Daniels' School Reforms: Too Smart for Tea Party?

Written by Noah Kristula-Green on Thursday May 5, 2011

In Indiana, Gov. Mitch Daniels has instituted a broad set of education reforms. Unlike many on the right, he’s not out to destroy public education but to save it.

Mitch Daniels is regularly held up as one of the best examples of a “serious” and policy-minded conservative. Wednesday in Washington, he gave a speech at AEI laying out his very wonk-heavy plan for education policy in Indiana. What’s surprising was that Daniels made it clear in his speech that his goal wasn’t to destroy public education but to strengthen it.

The education reforms passed by the Indiana legislature are sweeping. The slides from Daniels’ presentation can be viewed here and it’s notable how most of the reforms will improve the quality of Indiana’s regular public schools, not just offer other options such as vouchers or charters. The reforms allow for merit-based assessments of teachers, more ways to hold schools accountable, and eliminate many of the restrictions from union contracts that have hampered how schools are run.

Look at slide 5 titled “Contractual Handcuffs.”  In this slide, Daniels lists many of the arbitrary ways in which union contracts had determined how schools are run, with a mind-boggling set of restrictions ranging from what the temperature of a classroom had to be to whether the show choir Director could be fired in an emergency reduction in force to the usual union provisions which prioritize seniority over merit in granting tenure. These are the sorts of restrictions that Daniel's reform efforts sought to remove.

Daniels reforms will make the state more friendly to charters and give more families access to vouchers, but while speaking to AEI, Daniels made clear that while members of the audience were probably most interested in the voucher program (it’s a cause for many conservatives with the D.C. voucher program a special focus for many living in the District) that vouchers are a last resort, not a first option for families:

Public schools will get first shot at every child. ... If the public school delivers and succeeds, no one will seek to exercise this [voucher] choice. But neither will we incarcerate any family’s kid in a school that they don’t believe is working.

Daniels made clear that in addition to helping the small minority of students who will benefit from the expanded choice options, his main goal is to make sure that the public education system used by 90% of the students works better:

You cannot often enough affirm your commitment to the public schools. As I said, 90 percent of Indiana kids are in public schools today. I think even with the new [voucher/charter] option that's available, it'll always be close to that. I really believe that, I would be surprised if it's not. Therefore there's a huge responsibility, and we should all share a commitment, to make the public schools better all the time.

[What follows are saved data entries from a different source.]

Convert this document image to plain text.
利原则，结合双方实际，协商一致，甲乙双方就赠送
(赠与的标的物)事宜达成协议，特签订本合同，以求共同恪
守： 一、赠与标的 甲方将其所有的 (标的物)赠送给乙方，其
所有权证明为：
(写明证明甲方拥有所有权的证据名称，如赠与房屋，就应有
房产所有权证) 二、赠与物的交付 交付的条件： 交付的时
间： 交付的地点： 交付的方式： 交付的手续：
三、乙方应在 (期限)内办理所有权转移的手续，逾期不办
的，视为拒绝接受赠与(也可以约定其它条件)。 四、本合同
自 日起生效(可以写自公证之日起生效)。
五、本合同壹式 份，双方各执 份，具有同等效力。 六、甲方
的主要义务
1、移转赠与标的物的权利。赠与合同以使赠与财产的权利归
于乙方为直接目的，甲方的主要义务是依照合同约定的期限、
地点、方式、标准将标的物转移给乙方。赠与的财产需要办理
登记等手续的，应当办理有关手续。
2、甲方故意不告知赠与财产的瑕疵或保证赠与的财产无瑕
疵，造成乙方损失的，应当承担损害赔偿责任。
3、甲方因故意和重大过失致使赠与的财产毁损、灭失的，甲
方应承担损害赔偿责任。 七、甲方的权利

It’s language that would have been described in an earlier era as “compassionate conservatism”. Even his defense of the voucher program invoked language that would have given it the kiss of death on the Glenn Beck show saying that “From a social justice aspect, it [vouchers] is the right thing to do.”

Daniels used his speech to come to the defense of the Obama administration, giving enormous credit to Education Secretary Arne Duncan and the Race to the Top program. While he acknowledged that there has been a significant amount of spending at the Department of Education, he defended Race to the Top, and No Child Left Behind.

Daniels said he “believes in national standards” and joked that this is always hard to implement because “Republicans don’t like ‘national’ and Democrats don’t like ‘standards.’”

Yet this is not just a trivial joke. Other Republicans and conservatives, infused with Tea Party style libertarianism, are turning against many of the reforms and policies that Mitch Daniels endorsed in his speech.

Gov. Rick Perry of Texas declined to have his state participate in Race to the Top, a program designed to reward states which made their teacher evaluations based on merit and which allowed for more charter schools.

Senator Jim DeMint and other Republicans at the end of April introduced legislation to allow states to opt out of the No Child Left Behind act. The reauthorization of this signature piece of legislation is also currently in doubt.

As Kevin Carey wrote in The New Republic these Tea Party efforts to roll back national education reforms play right into the hands of the teachers’ unions who would prefer not to be held accountable to any set of standards. The teachers’ union’s continued dominance in local politics means that they are allies of convenience with the Republicans on education policy federalism.

Daniels’ education reform is a great moment for Republicans to remember why they are conservatives and not libertarians. Remember that the Cato Institute graded Daniels’ tenure as governor as merely a “B” because, among other things: “He wants the government to be efficient but he doesn’t necessarily want it to be smaller.”

If conservatives really do admire Mitch Daniels, they would admire him for making government work efficiently and for all citizens, not dismantling it as many Tea Party activists would advocate.